Although he would love to write events on the arts calendar, he said, as yet there were very few indeed and that he couldn´t see that changing until September at least. I think that is the view of most of us who work on the periphery of the arts, any vision we hold in our imagination is being pierced by ´spikes´ around the world, a ridiculous cacophony and confliction of advice, especially from the UK, and the apparent nonchalant disregard of any advice by the population in some countries.

We saw a lovely live concert on Saturday 8th August in San Bartolome that was our first for over five months. The artists, a pianist and soprano, were excellent but it was a very strange, and very different experience from anything we have previously seen. We will shortly explain why in a full review on these pages next week, tempered by the news we read on the following morning that current covid19 cases on Lanzarote had, that same weekend, doubled in one day, with figures suggesting a link to the return of tourism. That said, the reported cases are a-symptomatic or mild, so although they represent a disturbing trend they don´t yet suggest any real crisis. 

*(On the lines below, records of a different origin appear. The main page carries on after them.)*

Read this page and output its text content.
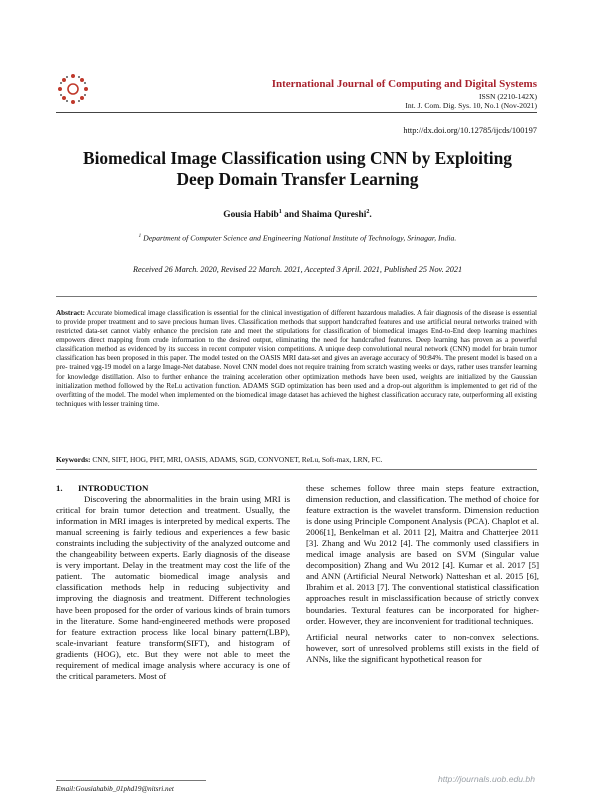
International Journal of Computing and Digital Systems
ISSN (2210-142X)
Int. J. Com. Dig. Sys. 10, No.1 (Nov-2021)
http://dx.doi.org/10.12785/ijcds/100197
Biomedical Image Classification using CNN by Exploiting
Deep Domain Transfer Learning
Gousia Habib$^1$ and Shaima Qureshi$^2$.
$^1$ Department of Computer Science and Engineering National Institute of Technology, Srinagar, India.
Received 26 March. 2020, Revised 22 March. 2021, Accepted 3 April. 2021, Published 25 Nov. 2021
Abstract: Accurate biomedical image classification is essential for the clinical investigation of different hazardous maladies. A fair diagnosis of the disease is essential to provide proper treatment and to save precious human lives. Classification methods that support handcrafted features and use artificial neural networks trained with restricted data-set cannot viably enhance the precision rate and meet the stipulations for classification of biomedical images End-to-End deep learning machines empowers direct mapping from crude information to the desired output, eliminating the need for handcrafted features. Deep learning has proven as a powerful classification method as evidenced by its success in recent computer vision competitions. A unique deep convolutional neural network (CNN) model for brain tumor classification has been proposed in this paper. The model tested on the OASIS MRI data-set and gives an average accuracy of 90:84%. The present model is based on a pre- trained vgg-19 model on a large Image-Net database. Novel CNN model does not require training from scratch wasting weeks or days, rather uses transfer learning for knowledge distillation. Also to further enhance the training acceleration other optimization methods have been used, weights are initialized by the Gaussian initialization method followed by the ReLu activation function. ADAMS SGD optimization has been used and a drop-out algorithm is implemented to get rid of the overfitting of the model. The model when implemented on the biomedical image dataset has achieved the highest classification accuracy rate, outperforming all existing techniques with lesser training time.
Keywords: CNN, SIFT, HOG, PHT, MRI, OASIS, ADAMS, SGD, CONVONET, ReLu, Soft-max, LRN, FC.
1. INTRODUCTION

Discovering the abnormalities in the brain using MRI is critical for brain tumor detection and treatment. Usually, the information in MRI images is interpreted by medical experts. The manual screening is fairly tedious and experiences a few basic constraints including the subjectivity of the analyzed outcome and the changeability between experts. Early diagnosis of the disease is very important. Delay in the treatment may cost the life of the patient. The automatic biomedical image analysis and classification methods help in reducing subjectivity and improving the diagnosis and treatment. Different technologies have been proposed for the order of various kinds of brain tumors in the literature. Some hand-engineered methods were proposed for feature extraction process like local binary pattern(LBP), scale-invariant feature transform(SIFT), and histogram of gradients (HOG), etc. But they were not able to meet the requirement of medical image analysis where accuracy is one of the critical parameters. Most of

these schemes follow three main steps feature extraction, dimension reduction, and classification. The method of choice for feature extraction is the wavelet transform. Dimension reduction is done using Principle Component Analysis (PCA). Chaplot et al. 2006[1], Benkelman et al. 2011 [2], Maitra and Chatterjee 2011 [3]. Zhang and Wu 2012 [4]. The commonly used classifiers in medical image analysis are based on SVM (Singular value decomposition) Zhang and Wu 2012 [4]. Kumar et al. 2017 [5] and ANN (Artificial Neural Network) Natteshan et al. 2015 [6], Ibrahim et al. 2013 [7]. The conventional statistical classification approaches result in misclassification because of strictly convex boundaries. Textural features can be incorporated for higher-order. However, they are inconvenient for traditional techniques.

Artificial neural networks cater to non-convex selections. however, sort of unresolved problems still exists in the field of ANNs, like the significant hypothetical reason for

http://journals.uob.edu.bh
Email:Gousiahabib_01phd19@nitsri.net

I love the arts and I have faith in the arts. I believe arts and their products can inform us and guide us through this crisis or any crisis and I think that generally speaking artists share an incredible generosity of spirit, and the response of many of them during lockdown times of offering zoom concerts, workshops interviews etc has perhaps earned them a higher regard from the general public than ever before.

Nevertheless, like all of us, artists cannot survive on thin air, and so the pace of the re-establishing of the arts scene will be dictated by market forces, themselves steered by health procedures, social distancing,…. and the cost of performance compared to the total of income it could generate. Certainly, if we who love the arts become fishers of art-lovers, there is still a way we can move forward.